Compagne e compagni,

all’interno
di un clima di quotidiane azioni anarchiche e di repressione brutale
contro ogni aspetto delle nostre vite, mi prendo la libertà di
informarvi su due sviluppi importanti riguardo la detenzione di Alfredo
Bonanno.

Come già
sapete, Alfredo Bonanno e Christos Stratigopolous sono stati trasferiti
nella prigione di Korydallos il giorno precedente all’internamento
dell’assassino Korkonea nella prigione di Amfissa.

In
quest’ultima città, la farmacia ha rifiutato di consegnare ad Alfredo i
medicinali contro il diabete e il dolore acuto alla spalla dovuto ad un
tumore diagnosticato dal centro di salute di Amfissa.

In seguito
alle pressioni esercitate dai compagni, un dottore mandato
dall’ambasciate italiana ha visitato Alfredo in prigione e confermato
la gravità del suo stato di salute.

Vorrei anche informarvi che gli investigatori di Trikala stanno decidendo sulla richiesta del rilascio di Alfredo.

Considerando
le nuove misure detentive decise dal ministro della giustizia e tenendo
conto dell’età avanzata di Alfredo (73 anni), delle sue precarie
condizioni di salute e della relativa leggerezza dell’accusa a sua
carico (visto che Christos ha assunto piena responsabilità della rapina
a mano armata), risulta chiaro come la prolungata detenzione di Alfredo
sia un esempio di vendetta politica.

Alfredo
Bonanno è un compagno anarchico rivoluzionario e autore di numerosi
scritti. Questo è il motivo per cui è ancora rinchiuso: se non si
trattasse di lui, sarebbe già stato rilasciato in attesa del processo.

Ma noi, che
consideriamo la solidarietà come la nostra arma e che saremo dinamite
in ogni rivolta, non intendiamo abbandonare il nostro compagno.
Chiediamo l’immediato rilascio di Alfredo.

Libertà subito per Alfredo Bonanno.

 

Eva Tziutzia

 

P.S. Il
testo che segue è un fax mandato al ministro greco della giustizia e
dei diritti umani, all’ambasciata italiana ad Atene e alla stampa.

 

Vogliamo
denunciare la detenzione abusiva ed illegale di Alfredo Maria Bonanno
all’interno della prigione ateniese di Korydallos, in condizioni
inaccettabili.
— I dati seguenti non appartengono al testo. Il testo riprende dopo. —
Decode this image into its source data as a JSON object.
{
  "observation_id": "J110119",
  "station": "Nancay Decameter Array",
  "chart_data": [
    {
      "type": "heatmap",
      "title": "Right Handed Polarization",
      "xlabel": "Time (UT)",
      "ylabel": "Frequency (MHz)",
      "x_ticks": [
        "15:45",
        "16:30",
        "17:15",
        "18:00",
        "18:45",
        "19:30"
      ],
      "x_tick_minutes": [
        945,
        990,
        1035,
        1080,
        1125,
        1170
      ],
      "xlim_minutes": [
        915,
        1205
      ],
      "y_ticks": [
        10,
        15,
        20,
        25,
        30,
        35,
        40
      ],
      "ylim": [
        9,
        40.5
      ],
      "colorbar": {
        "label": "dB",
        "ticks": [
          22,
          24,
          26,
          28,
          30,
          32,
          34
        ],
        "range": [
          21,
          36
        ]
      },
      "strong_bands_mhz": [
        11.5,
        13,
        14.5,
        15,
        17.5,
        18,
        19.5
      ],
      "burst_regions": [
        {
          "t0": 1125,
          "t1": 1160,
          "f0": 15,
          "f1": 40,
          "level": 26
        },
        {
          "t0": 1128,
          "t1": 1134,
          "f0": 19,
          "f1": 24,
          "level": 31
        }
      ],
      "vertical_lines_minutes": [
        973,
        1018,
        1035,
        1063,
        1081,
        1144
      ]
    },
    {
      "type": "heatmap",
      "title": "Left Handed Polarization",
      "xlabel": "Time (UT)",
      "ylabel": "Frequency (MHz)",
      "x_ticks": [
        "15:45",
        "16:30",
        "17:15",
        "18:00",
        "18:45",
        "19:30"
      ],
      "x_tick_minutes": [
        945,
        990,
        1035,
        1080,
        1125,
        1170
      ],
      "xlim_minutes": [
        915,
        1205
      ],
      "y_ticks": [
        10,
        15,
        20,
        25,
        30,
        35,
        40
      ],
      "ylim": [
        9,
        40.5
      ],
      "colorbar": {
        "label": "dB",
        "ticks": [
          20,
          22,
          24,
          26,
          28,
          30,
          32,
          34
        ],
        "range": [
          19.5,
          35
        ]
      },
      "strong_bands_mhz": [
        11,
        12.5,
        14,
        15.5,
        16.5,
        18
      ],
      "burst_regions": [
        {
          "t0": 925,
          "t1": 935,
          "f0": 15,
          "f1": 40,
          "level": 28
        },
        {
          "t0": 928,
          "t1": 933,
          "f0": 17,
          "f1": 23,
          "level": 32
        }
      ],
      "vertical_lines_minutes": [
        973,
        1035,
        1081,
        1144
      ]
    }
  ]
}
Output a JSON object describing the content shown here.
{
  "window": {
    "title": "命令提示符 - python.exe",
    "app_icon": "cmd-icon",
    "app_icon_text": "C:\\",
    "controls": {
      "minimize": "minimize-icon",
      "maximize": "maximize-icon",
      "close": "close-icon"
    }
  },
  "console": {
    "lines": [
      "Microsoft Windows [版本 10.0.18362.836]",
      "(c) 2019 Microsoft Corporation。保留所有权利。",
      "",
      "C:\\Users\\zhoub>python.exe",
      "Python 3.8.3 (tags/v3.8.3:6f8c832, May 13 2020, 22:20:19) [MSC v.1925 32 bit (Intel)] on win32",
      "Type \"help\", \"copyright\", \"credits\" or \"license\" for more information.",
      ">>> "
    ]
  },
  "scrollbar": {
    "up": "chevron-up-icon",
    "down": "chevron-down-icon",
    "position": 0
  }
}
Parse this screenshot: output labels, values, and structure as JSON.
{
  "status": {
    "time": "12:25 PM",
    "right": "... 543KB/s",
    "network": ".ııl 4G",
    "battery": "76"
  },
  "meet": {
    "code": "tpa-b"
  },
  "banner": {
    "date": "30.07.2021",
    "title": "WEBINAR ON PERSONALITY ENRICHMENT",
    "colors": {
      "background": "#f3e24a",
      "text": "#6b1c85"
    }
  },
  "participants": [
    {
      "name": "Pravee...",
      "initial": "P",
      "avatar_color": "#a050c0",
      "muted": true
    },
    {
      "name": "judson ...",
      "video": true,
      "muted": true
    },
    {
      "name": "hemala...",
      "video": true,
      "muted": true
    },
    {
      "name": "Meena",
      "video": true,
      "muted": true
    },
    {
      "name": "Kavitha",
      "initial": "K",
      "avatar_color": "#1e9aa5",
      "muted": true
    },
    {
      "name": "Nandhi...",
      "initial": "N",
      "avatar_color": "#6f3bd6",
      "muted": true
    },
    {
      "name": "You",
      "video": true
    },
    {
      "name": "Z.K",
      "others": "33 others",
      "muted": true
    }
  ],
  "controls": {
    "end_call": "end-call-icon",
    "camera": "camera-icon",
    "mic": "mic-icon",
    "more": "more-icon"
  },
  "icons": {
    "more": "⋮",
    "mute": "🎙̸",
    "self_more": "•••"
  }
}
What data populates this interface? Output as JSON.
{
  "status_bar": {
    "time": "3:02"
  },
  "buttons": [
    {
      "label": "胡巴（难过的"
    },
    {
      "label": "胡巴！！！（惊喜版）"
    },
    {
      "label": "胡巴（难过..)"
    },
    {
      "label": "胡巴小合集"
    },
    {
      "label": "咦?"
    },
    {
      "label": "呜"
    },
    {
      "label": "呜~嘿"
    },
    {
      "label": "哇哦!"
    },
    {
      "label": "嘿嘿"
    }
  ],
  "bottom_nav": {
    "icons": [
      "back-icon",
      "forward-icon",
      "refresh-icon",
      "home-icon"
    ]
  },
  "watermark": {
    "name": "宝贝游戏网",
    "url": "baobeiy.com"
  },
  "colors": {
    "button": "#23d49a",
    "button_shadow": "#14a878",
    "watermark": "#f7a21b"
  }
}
La politica vendicativa dello Stato punta
all’annientamento fisico e psicologico del compagno settantatreenne,
che soffre gravi problemi si salute. Alfredo Bonanno è un anarchico
coinvolto da decenni nel movimento, attivo nella resistenza contro la
dittatura dei colonnelli in Grecia (1967-1974) e scrittore ed editore
di numerosi scritti.

 

Chiediamo l’immediato rilascio di Alfredo Maria Bonanno.